Legislation Introduced to Radically Increase Estate Tax - safnow.org

A bill which would dramatically increase estate taxes has been introduced by Senator Bernie Sanders (I-VT). S. 309 is titled the “For the 99.8 Percent Act.”

Sen. Sanders asserts that “only 0.2% of Americans” have estates that are valued over $3.5 million. In response, he introduced S. 309 stating he felt that “from a moral, economic, and political perspective, our nation will not thrive when so few have so much and so many have so little.”

Under tax reform enacted in 2017, the first $11.4 million per person and $22.8 per couple would be exempt from the federal estate tax. The portion above those levels is subject to a 40 percent tax rate. That provision will expire at the end of 2025 and will revert to its pre-reform levels of $5 million per person adjusted for cost of living increases if it is not extended or changed.

S. 309 would make the following changes to the 40 percent estate tax rate:

• 45 percent on the value of an estate between $3.5 million and $10 million
• 50 percent on the value of an estate between $10 million and $50 million
• 55 percent on the value of an estate in excess of $50 million
• 77 percent on the value of an estate in excess of $1 billion.

Only Sen. Kirsten Gillibrand (D-NY) has cosponsored S. 309 and it currently has no companion bill in the House.
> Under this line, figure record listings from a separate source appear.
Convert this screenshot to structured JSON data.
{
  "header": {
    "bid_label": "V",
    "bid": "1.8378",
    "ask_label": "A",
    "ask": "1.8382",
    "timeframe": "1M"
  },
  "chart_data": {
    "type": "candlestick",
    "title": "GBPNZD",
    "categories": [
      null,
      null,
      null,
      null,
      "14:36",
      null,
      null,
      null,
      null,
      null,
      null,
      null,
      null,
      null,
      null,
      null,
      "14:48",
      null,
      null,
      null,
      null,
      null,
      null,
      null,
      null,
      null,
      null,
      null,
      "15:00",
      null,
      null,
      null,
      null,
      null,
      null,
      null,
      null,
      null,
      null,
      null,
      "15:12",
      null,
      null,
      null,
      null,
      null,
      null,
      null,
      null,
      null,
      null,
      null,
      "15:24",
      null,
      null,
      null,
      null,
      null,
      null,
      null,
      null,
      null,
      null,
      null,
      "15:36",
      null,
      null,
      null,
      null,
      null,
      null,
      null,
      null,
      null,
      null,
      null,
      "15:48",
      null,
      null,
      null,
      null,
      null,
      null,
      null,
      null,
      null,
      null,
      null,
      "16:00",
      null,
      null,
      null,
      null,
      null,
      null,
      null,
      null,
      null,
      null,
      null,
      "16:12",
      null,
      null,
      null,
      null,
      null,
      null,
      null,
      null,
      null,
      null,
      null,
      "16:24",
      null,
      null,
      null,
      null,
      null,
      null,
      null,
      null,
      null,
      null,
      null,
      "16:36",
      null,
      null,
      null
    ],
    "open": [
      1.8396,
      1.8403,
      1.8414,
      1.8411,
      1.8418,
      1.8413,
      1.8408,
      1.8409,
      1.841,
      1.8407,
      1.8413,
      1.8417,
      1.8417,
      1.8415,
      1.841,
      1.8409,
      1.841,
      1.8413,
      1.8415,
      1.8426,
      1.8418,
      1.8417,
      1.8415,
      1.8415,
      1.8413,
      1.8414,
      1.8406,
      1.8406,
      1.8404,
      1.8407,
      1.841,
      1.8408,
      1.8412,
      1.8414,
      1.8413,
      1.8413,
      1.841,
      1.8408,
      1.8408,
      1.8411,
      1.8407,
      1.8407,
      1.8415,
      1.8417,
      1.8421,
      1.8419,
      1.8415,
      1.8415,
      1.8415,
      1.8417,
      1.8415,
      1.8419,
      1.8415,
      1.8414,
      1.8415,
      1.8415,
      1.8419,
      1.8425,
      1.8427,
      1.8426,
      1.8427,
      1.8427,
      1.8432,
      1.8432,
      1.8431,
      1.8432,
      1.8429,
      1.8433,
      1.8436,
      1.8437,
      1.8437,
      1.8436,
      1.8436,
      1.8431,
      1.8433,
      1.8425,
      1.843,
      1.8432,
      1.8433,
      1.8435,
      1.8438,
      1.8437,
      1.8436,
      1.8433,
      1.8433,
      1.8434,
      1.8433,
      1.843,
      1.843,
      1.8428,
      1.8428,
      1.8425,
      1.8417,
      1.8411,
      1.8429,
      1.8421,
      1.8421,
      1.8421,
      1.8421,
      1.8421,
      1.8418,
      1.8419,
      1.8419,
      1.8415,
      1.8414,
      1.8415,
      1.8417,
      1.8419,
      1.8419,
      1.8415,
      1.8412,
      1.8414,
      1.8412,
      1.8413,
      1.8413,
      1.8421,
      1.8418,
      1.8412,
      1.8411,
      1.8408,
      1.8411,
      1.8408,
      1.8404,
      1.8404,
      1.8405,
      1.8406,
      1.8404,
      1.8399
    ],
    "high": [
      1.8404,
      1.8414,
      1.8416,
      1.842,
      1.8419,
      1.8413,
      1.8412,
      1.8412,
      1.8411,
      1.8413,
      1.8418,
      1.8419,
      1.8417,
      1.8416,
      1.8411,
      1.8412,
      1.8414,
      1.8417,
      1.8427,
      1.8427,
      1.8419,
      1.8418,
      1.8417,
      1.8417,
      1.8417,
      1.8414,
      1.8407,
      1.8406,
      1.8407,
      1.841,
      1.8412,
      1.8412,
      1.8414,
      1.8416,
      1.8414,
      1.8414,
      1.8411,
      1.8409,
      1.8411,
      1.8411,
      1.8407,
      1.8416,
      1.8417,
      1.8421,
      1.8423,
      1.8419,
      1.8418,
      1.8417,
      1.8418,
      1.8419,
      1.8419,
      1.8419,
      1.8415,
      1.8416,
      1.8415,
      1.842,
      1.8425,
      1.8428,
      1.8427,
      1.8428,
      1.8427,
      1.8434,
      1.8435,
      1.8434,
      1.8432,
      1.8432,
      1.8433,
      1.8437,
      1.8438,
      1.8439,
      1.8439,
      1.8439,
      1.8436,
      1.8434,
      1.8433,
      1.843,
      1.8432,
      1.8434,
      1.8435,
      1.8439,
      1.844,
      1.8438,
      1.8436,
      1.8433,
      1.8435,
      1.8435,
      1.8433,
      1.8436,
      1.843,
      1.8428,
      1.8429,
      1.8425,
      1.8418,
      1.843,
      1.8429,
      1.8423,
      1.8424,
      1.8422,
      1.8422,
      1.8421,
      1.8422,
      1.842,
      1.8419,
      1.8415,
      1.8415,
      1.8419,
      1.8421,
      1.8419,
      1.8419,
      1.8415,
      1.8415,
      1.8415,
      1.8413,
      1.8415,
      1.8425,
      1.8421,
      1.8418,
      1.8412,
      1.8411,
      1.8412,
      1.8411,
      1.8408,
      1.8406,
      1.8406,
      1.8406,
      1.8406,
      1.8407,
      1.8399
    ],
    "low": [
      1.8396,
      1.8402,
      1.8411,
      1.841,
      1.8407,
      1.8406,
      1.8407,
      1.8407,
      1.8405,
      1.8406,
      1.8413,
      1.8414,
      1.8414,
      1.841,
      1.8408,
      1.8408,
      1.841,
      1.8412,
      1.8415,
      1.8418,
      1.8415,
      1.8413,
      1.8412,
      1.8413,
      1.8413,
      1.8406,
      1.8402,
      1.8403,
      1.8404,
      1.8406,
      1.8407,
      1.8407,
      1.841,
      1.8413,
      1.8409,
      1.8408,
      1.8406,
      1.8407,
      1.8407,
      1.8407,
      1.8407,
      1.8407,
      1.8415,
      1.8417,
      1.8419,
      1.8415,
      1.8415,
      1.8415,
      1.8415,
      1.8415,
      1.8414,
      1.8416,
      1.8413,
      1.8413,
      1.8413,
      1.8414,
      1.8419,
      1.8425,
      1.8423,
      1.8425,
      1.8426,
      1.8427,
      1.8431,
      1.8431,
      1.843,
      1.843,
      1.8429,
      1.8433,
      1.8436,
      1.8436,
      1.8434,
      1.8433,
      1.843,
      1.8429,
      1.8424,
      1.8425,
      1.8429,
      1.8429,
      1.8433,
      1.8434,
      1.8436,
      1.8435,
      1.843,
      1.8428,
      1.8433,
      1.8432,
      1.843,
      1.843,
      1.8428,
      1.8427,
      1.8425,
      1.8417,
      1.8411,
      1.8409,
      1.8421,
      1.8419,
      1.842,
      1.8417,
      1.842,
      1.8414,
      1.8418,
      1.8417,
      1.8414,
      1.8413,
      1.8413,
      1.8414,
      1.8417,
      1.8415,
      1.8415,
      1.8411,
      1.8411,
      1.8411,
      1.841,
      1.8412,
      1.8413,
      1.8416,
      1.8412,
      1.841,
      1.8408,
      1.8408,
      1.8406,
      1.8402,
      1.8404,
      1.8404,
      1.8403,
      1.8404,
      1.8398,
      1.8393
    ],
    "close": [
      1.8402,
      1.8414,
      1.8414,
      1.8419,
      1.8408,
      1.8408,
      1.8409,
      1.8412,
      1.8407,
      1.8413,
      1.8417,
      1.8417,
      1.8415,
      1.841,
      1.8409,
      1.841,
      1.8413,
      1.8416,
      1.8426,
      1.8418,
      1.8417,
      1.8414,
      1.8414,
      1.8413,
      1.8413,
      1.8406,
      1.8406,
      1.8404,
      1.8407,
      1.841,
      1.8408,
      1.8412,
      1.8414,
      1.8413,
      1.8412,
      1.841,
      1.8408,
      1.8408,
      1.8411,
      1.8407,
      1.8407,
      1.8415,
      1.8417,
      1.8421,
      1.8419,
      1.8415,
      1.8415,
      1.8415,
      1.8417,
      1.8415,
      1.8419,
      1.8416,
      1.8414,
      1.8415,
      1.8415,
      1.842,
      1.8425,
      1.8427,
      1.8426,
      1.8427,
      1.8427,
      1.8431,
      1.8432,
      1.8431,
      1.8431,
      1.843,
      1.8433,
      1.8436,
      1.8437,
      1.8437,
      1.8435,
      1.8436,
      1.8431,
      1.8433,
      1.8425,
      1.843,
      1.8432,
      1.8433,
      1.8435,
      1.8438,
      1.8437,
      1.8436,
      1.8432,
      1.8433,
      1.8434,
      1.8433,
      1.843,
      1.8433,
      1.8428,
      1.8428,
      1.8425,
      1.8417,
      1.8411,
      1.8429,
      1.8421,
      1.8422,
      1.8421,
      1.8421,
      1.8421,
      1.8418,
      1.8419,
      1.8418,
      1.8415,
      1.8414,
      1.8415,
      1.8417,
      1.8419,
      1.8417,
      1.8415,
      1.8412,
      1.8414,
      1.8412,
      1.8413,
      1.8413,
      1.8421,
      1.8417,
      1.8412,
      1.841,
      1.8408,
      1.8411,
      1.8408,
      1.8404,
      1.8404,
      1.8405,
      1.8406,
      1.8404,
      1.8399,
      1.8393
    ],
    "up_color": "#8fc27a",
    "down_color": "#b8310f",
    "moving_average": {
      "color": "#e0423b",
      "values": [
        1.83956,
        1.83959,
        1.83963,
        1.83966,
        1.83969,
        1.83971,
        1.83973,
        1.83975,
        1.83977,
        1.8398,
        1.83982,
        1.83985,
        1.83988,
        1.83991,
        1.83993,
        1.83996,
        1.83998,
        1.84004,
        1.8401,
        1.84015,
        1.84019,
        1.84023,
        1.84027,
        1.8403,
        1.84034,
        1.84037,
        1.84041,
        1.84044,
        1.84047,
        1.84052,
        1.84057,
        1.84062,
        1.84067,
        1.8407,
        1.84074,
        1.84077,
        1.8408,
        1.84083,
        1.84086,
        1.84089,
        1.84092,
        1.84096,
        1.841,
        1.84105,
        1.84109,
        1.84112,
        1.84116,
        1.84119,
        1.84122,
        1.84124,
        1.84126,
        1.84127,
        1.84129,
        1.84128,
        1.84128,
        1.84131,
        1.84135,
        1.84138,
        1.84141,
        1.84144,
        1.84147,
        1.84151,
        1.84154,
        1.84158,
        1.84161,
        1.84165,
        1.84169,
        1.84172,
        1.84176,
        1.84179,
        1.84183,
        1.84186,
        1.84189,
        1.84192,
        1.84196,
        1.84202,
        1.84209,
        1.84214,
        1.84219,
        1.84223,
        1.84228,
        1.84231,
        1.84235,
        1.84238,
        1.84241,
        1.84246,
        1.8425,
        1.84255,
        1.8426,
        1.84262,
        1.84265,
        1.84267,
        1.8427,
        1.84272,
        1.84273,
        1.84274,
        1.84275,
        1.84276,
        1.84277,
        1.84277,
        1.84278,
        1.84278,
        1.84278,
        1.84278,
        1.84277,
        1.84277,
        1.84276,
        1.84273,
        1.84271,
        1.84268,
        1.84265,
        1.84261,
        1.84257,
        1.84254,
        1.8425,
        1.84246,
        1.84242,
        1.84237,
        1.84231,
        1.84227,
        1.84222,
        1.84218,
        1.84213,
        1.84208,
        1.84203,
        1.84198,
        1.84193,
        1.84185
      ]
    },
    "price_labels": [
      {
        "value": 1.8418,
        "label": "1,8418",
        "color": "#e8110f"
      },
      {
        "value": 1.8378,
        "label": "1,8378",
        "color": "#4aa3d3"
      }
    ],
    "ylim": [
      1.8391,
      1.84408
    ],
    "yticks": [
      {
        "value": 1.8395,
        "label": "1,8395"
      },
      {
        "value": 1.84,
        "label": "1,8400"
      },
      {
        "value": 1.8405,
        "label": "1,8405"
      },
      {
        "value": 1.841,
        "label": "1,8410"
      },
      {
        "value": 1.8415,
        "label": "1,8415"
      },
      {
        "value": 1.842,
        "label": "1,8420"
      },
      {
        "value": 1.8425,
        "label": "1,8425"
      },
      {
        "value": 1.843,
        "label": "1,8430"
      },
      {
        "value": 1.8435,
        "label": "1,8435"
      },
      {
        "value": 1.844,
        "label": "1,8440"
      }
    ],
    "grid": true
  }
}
Meanwhile, the Senate Republican leadership introduced S. 215, the Death Tax Repeal Act, to repeal estate taxes outright. That bill has 32 cosponsors in the Senate and three similar bills have been introduced in the House.

Like S. 309, S. 215 has little chance of becoming law given the current split control of Congress. However, the situation may change after the 2020 elections.